Los sesgos ideológicos del individualismo egoísta y el antagonismo entre los sexos también subyacen tras la idea de que las vistosas libreas de los machos de numerosas especies poligínicas, y de algunas nominalmente monógamas, son una forma de «publicidad engañosa». Pero la reproducción sexual es una empresa cooperativa, y tanto a los machos mejor dotados como a las hembras que ansían sus genes les interesa que los criterios de evaluación de la calidad genética masculina sean fiables. Por eso es de esperar que los mensajes corporales y conductuales destinados al otro sexo sean «honrados». La aparentemente insensata preferencia femenina por atributos costosos que representan un hándicap para su ostentador se justifica porque éstos suponen una carga tanto más pesada cuanto peor dotado está un macho para la supervivencia y la competencia con los rivales. Cualquier hándicap genuino es «publicidad honesta», en el sentido de que proporciona información fidedigna acerca de la aptitud de los aspirantes a padre. La fiabilidad de los indicadores de aptitud es resultado de la competencia masculina (y, más raramente, femenina) en un régimen de selección sexual. La comunicación honesta entre los sexos es el resultado final de una coevolución tal que las señales falseables o vacías de contenido acaban siendo devaluadas por los rivales e ignoradas por las hembras.
La sexualidad (en el sentido más amplio del término) evolucionó en una Tierra inhóspita bañada de radiación ultravioleta, antes de que existiera la capa de ozono, incluso antes de que hubiera oxígeno libre en la atmósfera. Las bacterias (o quizá las protocélulas que las precedieron) aprendieron a intercambiar segmentos de material genético para reparar el deterioro causado por el bombardeo de fotones de alta energía. Los eucariotas (evolucionados a partir de asociaciones simbióticas de procariotas) reinventaron la sexualidad, en la forma de singamia y meiosis. A diferencia del intercambio horizontal de genes de la sexualidad procariota, en el sexo meiótico la transferencia de genes es vertical, de una generación a la siguiente. En los eucariotas el sexo está indisolublemente ligado a la reproducción. Y en los eucariotas pluricelulares más complejos y de tiempo de generación más largo, la reproducción ha quedado indisolublemente ligada al sexo.

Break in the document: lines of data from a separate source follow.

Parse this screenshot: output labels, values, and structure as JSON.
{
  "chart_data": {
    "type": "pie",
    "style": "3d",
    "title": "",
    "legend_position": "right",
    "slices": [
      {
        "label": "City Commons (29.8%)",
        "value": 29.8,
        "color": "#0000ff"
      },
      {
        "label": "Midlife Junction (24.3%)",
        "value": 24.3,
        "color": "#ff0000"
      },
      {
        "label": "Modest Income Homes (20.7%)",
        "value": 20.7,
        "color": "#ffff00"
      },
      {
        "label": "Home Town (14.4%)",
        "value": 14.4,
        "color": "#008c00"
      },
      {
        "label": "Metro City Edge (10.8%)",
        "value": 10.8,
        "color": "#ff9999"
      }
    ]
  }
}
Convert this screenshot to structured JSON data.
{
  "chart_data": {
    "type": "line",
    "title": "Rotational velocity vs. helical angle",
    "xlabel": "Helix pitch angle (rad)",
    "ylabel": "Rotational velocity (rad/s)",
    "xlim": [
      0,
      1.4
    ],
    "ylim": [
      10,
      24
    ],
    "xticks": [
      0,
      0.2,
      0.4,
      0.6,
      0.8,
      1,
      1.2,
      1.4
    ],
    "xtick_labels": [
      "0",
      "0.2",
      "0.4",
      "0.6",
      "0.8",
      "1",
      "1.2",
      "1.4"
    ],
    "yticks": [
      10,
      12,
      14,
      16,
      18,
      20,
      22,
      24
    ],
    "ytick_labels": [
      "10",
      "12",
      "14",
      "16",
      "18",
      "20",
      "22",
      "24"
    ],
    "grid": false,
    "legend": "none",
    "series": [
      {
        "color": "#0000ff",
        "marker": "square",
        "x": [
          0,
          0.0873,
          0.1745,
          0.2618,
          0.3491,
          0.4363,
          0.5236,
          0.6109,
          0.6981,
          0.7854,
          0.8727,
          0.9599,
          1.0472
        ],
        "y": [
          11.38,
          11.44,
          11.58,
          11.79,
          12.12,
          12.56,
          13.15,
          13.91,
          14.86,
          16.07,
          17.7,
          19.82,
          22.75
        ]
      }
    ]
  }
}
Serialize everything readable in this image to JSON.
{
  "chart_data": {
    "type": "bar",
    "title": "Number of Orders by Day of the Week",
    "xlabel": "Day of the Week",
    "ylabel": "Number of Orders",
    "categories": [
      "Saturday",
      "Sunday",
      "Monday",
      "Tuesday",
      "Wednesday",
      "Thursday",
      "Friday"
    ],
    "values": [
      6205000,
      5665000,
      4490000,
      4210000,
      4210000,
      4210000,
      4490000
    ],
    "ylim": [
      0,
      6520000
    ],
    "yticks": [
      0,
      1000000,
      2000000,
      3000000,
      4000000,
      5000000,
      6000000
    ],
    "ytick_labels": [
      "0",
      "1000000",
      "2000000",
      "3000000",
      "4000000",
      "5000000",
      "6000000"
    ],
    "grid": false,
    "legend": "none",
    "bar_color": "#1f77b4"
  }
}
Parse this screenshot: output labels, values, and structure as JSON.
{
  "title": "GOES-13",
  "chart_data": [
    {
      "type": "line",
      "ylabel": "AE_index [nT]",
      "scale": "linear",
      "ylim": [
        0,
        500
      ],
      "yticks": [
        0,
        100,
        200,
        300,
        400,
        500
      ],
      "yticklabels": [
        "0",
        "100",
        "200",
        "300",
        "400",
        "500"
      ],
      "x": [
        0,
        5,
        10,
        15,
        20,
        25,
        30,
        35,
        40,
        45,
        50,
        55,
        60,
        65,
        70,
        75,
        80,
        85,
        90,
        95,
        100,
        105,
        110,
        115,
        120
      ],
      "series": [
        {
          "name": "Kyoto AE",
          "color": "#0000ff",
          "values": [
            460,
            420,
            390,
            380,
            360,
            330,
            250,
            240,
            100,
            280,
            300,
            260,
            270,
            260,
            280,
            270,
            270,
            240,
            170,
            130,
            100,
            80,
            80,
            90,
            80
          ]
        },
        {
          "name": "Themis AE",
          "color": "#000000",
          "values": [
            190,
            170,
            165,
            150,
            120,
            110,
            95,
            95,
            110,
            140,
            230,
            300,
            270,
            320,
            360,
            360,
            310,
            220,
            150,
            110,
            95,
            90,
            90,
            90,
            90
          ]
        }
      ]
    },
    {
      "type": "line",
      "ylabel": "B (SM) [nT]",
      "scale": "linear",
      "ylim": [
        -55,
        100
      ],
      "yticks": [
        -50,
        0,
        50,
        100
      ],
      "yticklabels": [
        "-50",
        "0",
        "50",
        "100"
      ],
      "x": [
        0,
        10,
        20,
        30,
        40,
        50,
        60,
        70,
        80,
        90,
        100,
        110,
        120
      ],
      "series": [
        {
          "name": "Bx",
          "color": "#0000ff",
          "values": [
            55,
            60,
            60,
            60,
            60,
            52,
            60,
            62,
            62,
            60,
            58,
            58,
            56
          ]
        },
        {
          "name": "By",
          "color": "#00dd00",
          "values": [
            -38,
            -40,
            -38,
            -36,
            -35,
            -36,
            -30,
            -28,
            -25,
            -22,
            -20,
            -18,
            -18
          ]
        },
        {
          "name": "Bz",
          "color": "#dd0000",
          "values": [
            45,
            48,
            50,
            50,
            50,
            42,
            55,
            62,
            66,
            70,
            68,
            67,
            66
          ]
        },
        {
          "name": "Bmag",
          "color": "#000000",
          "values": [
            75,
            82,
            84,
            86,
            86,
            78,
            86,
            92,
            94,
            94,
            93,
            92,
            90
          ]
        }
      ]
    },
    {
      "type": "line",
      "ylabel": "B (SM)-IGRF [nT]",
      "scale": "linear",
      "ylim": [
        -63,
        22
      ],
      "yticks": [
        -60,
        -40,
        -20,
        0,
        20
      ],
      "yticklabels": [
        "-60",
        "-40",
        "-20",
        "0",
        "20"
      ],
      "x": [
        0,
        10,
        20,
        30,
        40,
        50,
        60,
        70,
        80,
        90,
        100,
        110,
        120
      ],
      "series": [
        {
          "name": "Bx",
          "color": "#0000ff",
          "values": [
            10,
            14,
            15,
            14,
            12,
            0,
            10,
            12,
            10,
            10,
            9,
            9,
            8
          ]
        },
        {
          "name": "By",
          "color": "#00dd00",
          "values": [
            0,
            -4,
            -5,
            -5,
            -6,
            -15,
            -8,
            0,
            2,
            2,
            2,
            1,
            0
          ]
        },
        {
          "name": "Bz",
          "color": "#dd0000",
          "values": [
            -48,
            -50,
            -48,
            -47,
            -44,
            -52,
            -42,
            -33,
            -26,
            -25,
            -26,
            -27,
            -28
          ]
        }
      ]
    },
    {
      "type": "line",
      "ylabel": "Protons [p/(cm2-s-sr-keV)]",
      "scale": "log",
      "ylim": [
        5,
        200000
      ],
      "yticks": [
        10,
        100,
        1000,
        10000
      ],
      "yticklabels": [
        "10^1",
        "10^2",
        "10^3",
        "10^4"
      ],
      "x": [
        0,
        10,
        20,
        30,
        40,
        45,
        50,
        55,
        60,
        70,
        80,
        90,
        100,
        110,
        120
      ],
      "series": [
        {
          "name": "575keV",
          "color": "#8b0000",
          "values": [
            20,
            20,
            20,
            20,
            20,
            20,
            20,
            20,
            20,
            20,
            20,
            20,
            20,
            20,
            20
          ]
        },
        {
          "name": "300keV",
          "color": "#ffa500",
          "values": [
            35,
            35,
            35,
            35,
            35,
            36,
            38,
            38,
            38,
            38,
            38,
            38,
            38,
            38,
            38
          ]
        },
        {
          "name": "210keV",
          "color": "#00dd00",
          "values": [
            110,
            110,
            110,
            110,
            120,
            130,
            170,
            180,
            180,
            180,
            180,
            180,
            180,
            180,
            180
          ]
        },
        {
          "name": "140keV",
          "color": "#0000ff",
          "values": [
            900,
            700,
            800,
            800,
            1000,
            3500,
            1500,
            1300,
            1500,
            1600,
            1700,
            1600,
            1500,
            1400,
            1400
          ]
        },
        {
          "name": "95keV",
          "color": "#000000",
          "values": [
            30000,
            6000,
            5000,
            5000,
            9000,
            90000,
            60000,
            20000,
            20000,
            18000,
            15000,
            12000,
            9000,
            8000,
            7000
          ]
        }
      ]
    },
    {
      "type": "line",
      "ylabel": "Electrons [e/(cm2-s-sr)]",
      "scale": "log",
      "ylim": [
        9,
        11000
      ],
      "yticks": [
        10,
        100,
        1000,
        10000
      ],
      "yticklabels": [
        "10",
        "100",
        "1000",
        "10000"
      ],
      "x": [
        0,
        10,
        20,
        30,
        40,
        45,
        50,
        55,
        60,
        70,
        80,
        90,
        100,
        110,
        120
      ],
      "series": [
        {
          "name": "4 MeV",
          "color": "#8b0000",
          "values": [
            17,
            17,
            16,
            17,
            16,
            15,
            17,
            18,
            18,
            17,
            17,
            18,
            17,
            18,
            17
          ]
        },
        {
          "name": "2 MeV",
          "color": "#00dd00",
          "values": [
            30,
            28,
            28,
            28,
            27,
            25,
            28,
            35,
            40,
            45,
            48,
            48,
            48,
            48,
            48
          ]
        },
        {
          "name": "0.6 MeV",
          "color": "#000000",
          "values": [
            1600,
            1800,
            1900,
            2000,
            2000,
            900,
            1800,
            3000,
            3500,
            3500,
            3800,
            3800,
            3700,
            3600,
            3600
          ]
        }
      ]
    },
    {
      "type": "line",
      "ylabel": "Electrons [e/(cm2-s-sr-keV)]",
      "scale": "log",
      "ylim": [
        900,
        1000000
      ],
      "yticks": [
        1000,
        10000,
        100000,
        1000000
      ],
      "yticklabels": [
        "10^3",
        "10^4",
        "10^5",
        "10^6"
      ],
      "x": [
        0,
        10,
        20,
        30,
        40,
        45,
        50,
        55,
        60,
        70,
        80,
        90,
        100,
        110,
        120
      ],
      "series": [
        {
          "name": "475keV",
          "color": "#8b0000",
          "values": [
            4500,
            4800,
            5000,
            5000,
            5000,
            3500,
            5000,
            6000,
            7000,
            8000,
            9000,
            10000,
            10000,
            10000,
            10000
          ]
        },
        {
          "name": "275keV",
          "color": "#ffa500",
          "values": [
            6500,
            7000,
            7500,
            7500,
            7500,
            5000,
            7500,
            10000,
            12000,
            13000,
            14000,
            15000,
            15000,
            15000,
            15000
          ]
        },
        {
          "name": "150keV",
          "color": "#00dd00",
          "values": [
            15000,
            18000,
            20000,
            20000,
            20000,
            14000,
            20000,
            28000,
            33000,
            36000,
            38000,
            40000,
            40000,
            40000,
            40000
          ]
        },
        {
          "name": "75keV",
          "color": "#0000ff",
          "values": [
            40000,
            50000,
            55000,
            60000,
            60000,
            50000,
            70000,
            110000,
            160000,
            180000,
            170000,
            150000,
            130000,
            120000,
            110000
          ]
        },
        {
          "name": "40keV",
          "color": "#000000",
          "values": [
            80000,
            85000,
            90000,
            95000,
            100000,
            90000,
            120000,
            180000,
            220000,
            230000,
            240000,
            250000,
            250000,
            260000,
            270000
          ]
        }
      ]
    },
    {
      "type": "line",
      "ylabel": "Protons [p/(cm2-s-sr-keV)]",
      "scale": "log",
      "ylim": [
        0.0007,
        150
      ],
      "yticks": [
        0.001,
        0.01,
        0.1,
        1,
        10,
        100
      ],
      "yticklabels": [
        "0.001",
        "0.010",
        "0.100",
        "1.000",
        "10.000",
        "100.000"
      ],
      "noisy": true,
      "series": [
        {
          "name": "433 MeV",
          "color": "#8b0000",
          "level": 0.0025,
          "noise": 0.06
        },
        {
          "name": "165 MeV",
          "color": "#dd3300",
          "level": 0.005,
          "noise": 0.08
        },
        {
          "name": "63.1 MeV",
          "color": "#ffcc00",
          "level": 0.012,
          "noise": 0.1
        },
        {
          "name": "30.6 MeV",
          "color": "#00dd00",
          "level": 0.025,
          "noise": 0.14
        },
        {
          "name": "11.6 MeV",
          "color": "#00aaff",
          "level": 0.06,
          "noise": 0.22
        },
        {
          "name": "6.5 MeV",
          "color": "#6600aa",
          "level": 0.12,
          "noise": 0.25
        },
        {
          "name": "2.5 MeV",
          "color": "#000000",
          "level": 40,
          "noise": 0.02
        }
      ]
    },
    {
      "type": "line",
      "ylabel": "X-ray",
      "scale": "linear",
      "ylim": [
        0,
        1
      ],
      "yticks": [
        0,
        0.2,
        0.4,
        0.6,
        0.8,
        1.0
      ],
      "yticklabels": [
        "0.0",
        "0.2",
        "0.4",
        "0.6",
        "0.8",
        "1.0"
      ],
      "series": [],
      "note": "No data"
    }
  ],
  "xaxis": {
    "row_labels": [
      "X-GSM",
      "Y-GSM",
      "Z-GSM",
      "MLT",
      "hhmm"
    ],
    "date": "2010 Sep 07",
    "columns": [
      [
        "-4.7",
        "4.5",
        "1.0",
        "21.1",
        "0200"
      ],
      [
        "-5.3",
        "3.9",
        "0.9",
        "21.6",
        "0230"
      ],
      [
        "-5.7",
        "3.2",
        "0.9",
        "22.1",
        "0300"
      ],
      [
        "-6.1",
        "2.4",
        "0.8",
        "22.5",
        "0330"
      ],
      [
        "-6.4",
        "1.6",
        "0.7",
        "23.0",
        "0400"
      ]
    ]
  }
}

El sexo meiótico deshace los genotipos parentales y crea otros nuevos en cada generación, pero sólo recombina genotipos mutuamente compatibles (es decir, variaciones sobre un mismo genoma específico). Las identidades genéticas de los organismos sexuales son transitorias. Pero la identidad de especie se mantiene. Cambiarlo todo para que nada cambie: en eso consiste el sexo. Los organismos individuales nacen y mueren, las especies surgen y se extinguen, pero los genes son potencialmente inmortales. La continuidad de la vida reside en la integridad de los genes, lo que requiere tanto la reparación de su soporte físico (el material genético) como la depuración del «ruido» mutacional. El sexo comenzó así, como un mecanismo de restauración de la información genética. Y cambió el paisaje del mundo vivo para siempre.